Maura Healey made history this month, becoming the state's first openly gay or lesbian governor. But in 1974, there was another first: Elaine Noble. Noble's election to the Massachusetts House made her the state's first openly gay or lesbian elected official.

"When I ran for political office, it was really important to me to be open about my gayness, even though I felt a lot of pressure from people telling me to either downplay it or not say anything about it at all," she told filmmakers for a documentary about her, called "Something Personal." "And it was important to me because it's part of who I am personally and it's part of my politics. And I, I didn't really think that I had to play that kind of game in order to win."

It's no secret that it takes a good campaign to win. But how do you do that when you're first? That's a question for Noble's 1974 campaign manager, Ann Maguire.

An LGBTQ pioneer and activist herself, Maguire now lives in Marblehead with her longtime partner, Harriet. At 79 years old, she has plenty of memories of the political past at her dining room table. She flipped through old articles and photos of her career milestones and the power players at the time.
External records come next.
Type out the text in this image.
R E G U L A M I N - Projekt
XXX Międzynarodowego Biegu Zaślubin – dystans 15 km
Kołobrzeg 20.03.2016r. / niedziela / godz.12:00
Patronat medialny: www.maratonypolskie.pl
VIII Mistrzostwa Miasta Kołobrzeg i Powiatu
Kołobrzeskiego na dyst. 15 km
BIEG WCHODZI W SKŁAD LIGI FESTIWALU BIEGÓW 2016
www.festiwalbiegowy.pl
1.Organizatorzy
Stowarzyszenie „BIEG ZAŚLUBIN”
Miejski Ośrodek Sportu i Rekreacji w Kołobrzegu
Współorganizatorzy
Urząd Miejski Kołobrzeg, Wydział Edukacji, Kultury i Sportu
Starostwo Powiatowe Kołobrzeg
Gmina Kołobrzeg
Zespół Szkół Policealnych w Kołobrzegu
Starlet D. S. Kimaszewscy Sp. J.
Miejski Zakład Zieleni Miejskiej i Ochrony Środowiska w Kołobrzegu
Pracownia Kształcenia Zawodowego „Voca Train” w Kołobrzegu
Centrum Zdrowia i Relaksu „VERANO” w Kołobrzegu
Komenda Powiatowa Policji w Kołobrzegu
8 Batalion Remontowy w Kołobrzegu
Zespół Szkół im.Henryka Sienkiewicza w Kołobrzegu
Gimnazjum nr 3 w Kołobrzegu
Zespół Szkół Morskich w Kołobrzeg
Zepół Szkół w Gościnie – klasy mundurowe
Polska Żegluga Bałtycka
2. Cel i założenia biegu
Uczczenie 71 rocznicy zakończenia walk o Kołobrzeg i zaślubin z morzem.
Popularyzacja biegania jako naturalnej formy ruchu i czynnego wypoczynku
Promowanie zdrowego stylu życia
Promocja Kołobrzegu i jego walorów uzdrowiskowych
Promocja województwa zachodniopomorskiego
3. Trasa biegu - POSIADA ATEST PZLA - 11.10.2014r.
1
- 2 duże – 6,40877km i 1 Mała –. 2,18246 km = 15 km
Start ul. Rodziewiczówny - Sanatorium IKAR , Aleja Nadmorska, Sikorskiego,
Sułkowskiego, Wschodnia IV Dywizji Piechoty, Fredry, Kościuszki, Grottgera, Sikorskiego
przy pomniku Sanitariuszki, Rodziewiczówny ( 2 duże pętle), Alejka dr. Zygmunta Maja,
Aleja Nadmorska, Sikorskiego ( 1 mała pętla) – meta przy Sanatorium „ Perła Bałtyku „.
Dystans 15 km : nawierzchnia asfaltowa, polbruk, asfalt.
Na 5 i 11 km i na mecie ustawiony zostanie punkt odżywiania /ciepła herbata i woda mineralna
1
"See all the muckety-mucks behind me?," she said, showing a photo of her speaking in Washington, D.C. She flipped further to moments with some familiar faces. "Senator Kennedy, Ray Flynn, here's Tom Menino. This is the opening of the first international gay rights Congress," she told Morning Edition.

Those people had plenty of examples for how to run for elected office and when. But Maguire and Noble did not.
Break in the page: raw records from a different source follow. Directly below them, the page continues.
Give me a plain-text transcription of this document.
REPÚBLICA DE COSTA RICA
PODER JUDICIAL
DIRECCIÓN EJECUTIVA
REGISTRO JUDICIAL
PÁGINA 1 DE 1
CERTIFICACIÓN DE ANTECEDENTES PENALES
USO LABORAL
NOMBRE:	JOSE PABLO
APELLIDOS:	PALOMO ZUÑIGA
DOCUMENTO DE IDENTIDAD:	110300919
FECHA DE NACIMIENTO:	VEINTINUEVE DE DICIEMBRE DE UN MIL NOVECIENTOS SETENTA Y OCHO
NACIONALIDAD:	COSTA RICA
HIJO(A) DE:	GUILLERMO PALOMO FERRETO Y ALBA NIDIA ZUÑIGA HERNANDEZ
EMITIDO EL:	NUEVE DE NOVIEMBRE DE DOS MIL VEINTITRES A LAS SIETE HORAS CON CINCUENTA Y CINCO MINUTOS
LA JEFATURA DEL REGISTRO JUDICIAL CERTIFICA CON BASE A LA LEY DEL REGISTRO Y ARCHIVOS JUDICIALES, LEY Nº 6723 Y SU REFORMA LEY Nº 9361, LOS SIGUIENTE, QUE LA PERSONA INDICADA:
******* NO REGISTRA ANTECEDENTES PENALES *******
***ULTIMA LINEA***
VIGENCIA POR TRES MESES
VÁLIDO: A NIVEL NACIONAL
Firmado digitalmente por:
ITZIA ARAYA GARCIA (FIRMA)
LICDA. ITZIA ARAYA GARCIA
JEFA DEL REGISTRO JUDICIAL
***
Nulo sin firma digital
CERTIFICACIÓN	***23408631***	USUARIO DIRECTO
"It was so different to start that campaign," Maguire said. "I mean, everybody that's running for political office, don't you think that they've talked to somebody or saw something that people had done before? We didn't have any of that."
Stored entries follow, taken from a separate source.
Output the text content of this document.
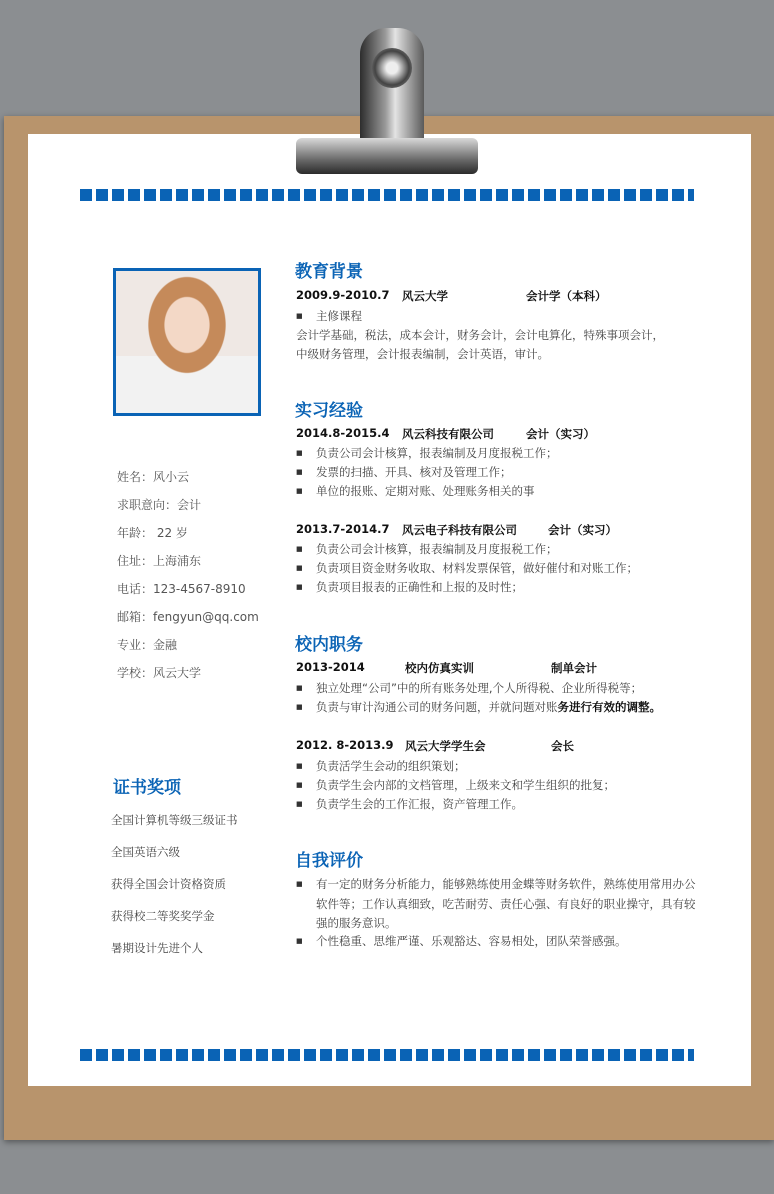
姓名：风小云
求职意向：会计
年龄： 22 岁
住址：上海浦东
电话：123-4567-8910
邮箱：fengyun@qq.com
专业：金融
学校：风云大学
证书奖项
全国计算机等级三级证书
全国英语六级
获得全国会计资格资质
获得校二等奖奖学金
暑期设计先进个人
教育背景
2009.9-2010.7 风云大学	会计学（本科）
■ 主修课程
会计学基础，税法，成本会计，财务会计，会计电算化，特殊事项会计，
中级财务管理，会计报表编制，会计英语，审计。
实习经验
2014.8-2015.4 风云科技有限公司	会计（实习）
■ 负责公司会计核算，报表编制及月度报税工作；
■ 发票的扫描、开具、核对及管理工作；
■ 单位的报账、定期对账、处理账务相关的事
2013.7-2014.7 风云电子科技有限公司	会计（实习）
■ 负责公司会计核算，报表编制及月度报税工作；
■ 负责项目资金财务收取、材料发票保管，做好催付和对账工作；
■ 负责项目报表的正确性和上报的及时性；
校内职务
2013-2014	校内仿真实训	制单会计
■ 独立处理“公司”中的所有账务处理,个人所得税、企业所得税等；
■ 负责与审计沟通公司的财务问题，并就问题对账务进行有效的调整。
2012. 8-2013.9 风云大学学生会	会长
■ 负责活学生会动的组织策划；
■ 负责学生会内部的文档管理，上级来文和学生组织的批复；
■ 负责学生会的工作汇报，资产管理工作。
自我评价
■ 有一定的财务分析能力，能够熟练使用金蝶等财务软件，熟练使用常用办公
软件等；工作认真细致，吃苦耐劳、责任心强、有良好的职业操守，具有较
强的服务意识。
■ 个性稳重、思维严谨、乐观豁达、容易相处，团队荣誉感强。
They didn't have the Internet to connect them with other LGBTQ people running for office.

"It was this just very different," Maguire said. "It was a whole learning experience. We just had knocked on doors before, hadn't figured out where we go, who we talk to."

Some people knew that Noble was a lesbian. The campaign had to think through what to say when people brought it up.

"We would generally say, 'well, yes, I am, but that's not why I'm running,'" Maguire said. "And to bring it back to what she was all about in the state rep race. It wasn't about her being a lesbian, and 'let me tell you all about my being a lesbian.' It was all about running for office."

Maguire won, beating out Joseph P. Cimino, the owner of a local bar, to represent a district covering Back Bay and The Fenway.

"When she was elected, yowza," Maguire said. "There are some victories in life that are just special. And it was just special to have figured it out."

It wasn't all roses. Elaine Noble once described her campaign as very ugly, noting that there was shooting through her windows, destruction of her property and harassment of her houseguest.

Once she was in office, that continued: She described finding human feces in her desk on one occasion.

A black-and-white photo of three people, all looking into a document in an open folder.
Elaine Noble, center, the first openly gay person elected to the Massachusetts State Legislature, received an award from members of the Lambda Legal Defense and Education fund in New York City, Monday night, Oct. 4, 1976.
ASSOCIATED PRESS AP

"One of the things about being a lesbian is it gives you a little bit of spirit," Maguire said. "You just go on. If you get off to [the] side every moment, you're never going to finish."

Maguire was happy about the election of Maura Healey, the first woman and first openly gay person elected governor in Massachusetts. Oregon, too, elected Tina Kotek, an out lesbian, as a governor this month.

"One of the reasons that's wonderful about being elected, being a lesbian, is because it hasn't been done a lot," Maguire said. "There's still, yes, lots of folks who don't think lesbians are the greatest thing in the world. They need to know that just, here we are. We're people. We're good people. And we're going to just go forward."

Maguire herself is also an LGBTQ pioneer: She hosted the show GayWay on WBUR. She opened a few lesbian bars in the 1970s and '80s.

"I know how to have fun too, and I know how to make it work ... and back then, it was where you went at that time where you knew you would meet other lesbians, where you knew you would be okay, where the music was great. There weren't a lot of out lesbians then. It wasn't like, all over the place, no, like it is now," she said, smiling.

"There are some victories in life that are just special. And it was just special to have figured it out."
-Ann Maguire

"It makes me happy that you can be who you are and be okay about that," she said. "There's places to go and people to meet. I mean, it's just very different."

Maguire has been watching growing numbers of anti-LGBTQ legislation being filed across America. She worries about keeping the gains her generation made, and about how hateful sentiments will affect future generations.

"On a large scale, how does it affect our grandkids? How does it affect our friends?" she said. "So it's not just way up there that we have to worry about. We also have to worry about, I think, to make sure they're ok."